Colonial Settlement Falmouth Falmouth - Westward Expansion “Gateway to the West”

Falmouth - Westward Expansion “Gateway to the West”

Falmouth – Westward Expansion “Gateway to the West”

By Marion Brooks Robinson

The first English Colony in the New World was established in what was to become the state of Virginia. In the early part of the 17th century the states many waterways were the only “roads.” Rivers emptying into the Chesapeake Bay were the means of exploration, trading with the Indians, and gaining access to the newly acquired land grants. Major “pathways” were the York, the James, the Potomac, and the Rappahannock. These rivers supplied the main lines of travel and commerce.

As both population and economic opportunities grew, a small town at the headwaters of the Rappahannock took on great importance. Named after a large British seaport, Falmouth soon became known as the “Gateway to the West.” Not only was Falmouth a river port – two of the most important roadways in the early colony met at the Falmouth-Fredericksburg junction. The Old Carolina Road followed earlier Indian trails to stretch from Williamsburg to just outside present-day Tappahannock. Here it joined the Tidewater Trail to come northward to the Rappahannock River.

Just across the river a trail ran from Chesapeake by traversing the Northern Neck, located between the Potomac and the Rappahannock. This was known as King Carter’s highway, named after Robert Carter who had received a royal land grant for most of the Northern Neck region. Even today this portion of the U.S. Route 3 which runs through King George and Stafford is known today as Kings Highway. In the 17th and early 18th century the highway ended at the Port of Falmouth.

When the colony began to expand westward several forts and outposts were established along the edge of the Blue Ridge Mountains. These later became the towns of Culpeper, Warrenton, Winchester, and Front Royal. Loaded with goods arriving at the Port of Falmouth, wagons moved westward up what was to become the Warrenton Road and later be known as U.S. 17. The old Tidewater Trail joined the new westward road by taking advantage of the many ferries crossing the river near Falmouth and Fredericksburg. There were no bridges at this time.

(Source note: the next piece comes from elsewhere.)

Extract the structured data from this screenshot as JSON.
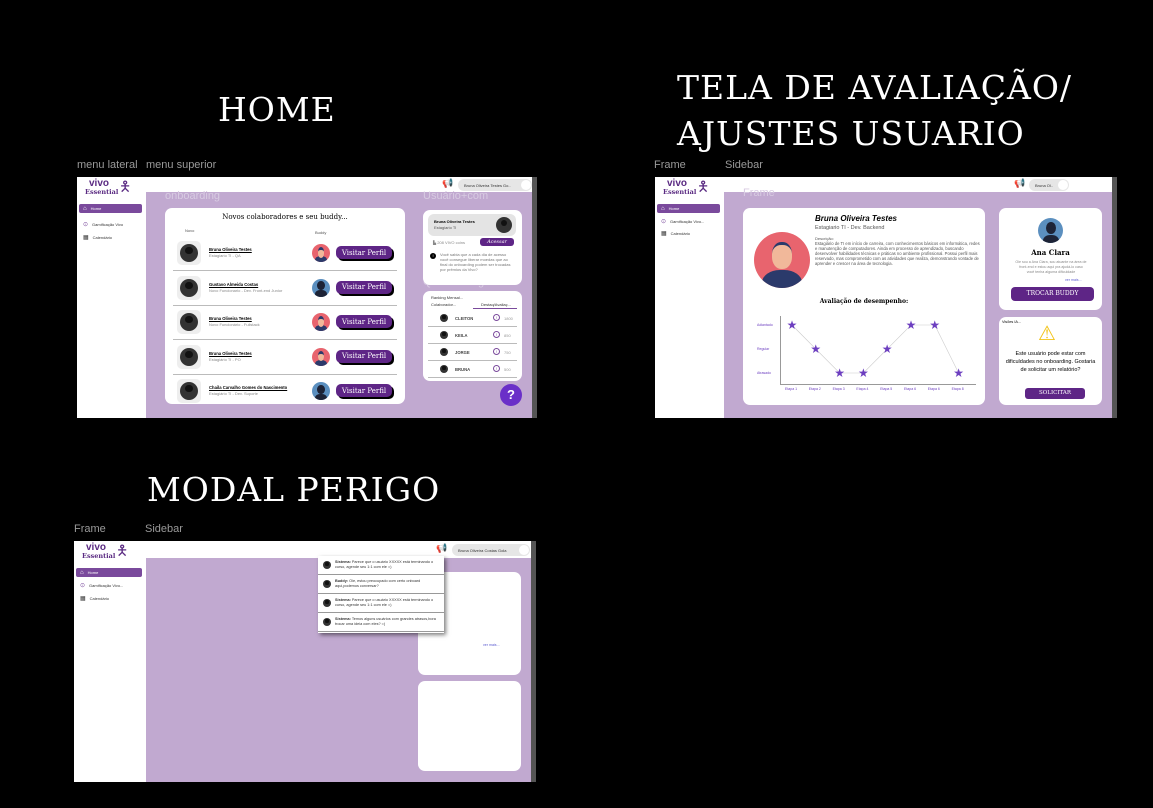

In Stafford County the present “Belle Plains Landing” on the Potomac proved to be the closest landfall between the Potomac and Rappahannock. Shipments of goods coming up or down the Potomac would be carried overland by wagons the approximately seven miles between Belle Plains and the Port of Falmouth to be carried westward up the Warrenton Road.

William Allason maintained large “covered wagon lots” at his trading post in Falmouth. His custom reports gave an alphabetical list of 175 items regularly imported through his warehouse. At the same time his business listed items ranging from lumber and apple brandy to beaver skins being exported from the Port of Falmouth. By 1753 Falmouth was named the tenth largest shipping center in the colonies. This was based on the total tonnage being shipped in and out of the port on ocean-going vessels.

People stayed at Temperance Tavern (located on Washington Street in Falmouth) on their way west.


  • The William Allason Papers, State Library in Richmond, Virginia
  • Darter, Oscar H. Colonial Fredericksburg and Neighborhood in Perspective. New York: Twayne Publishers, 1957.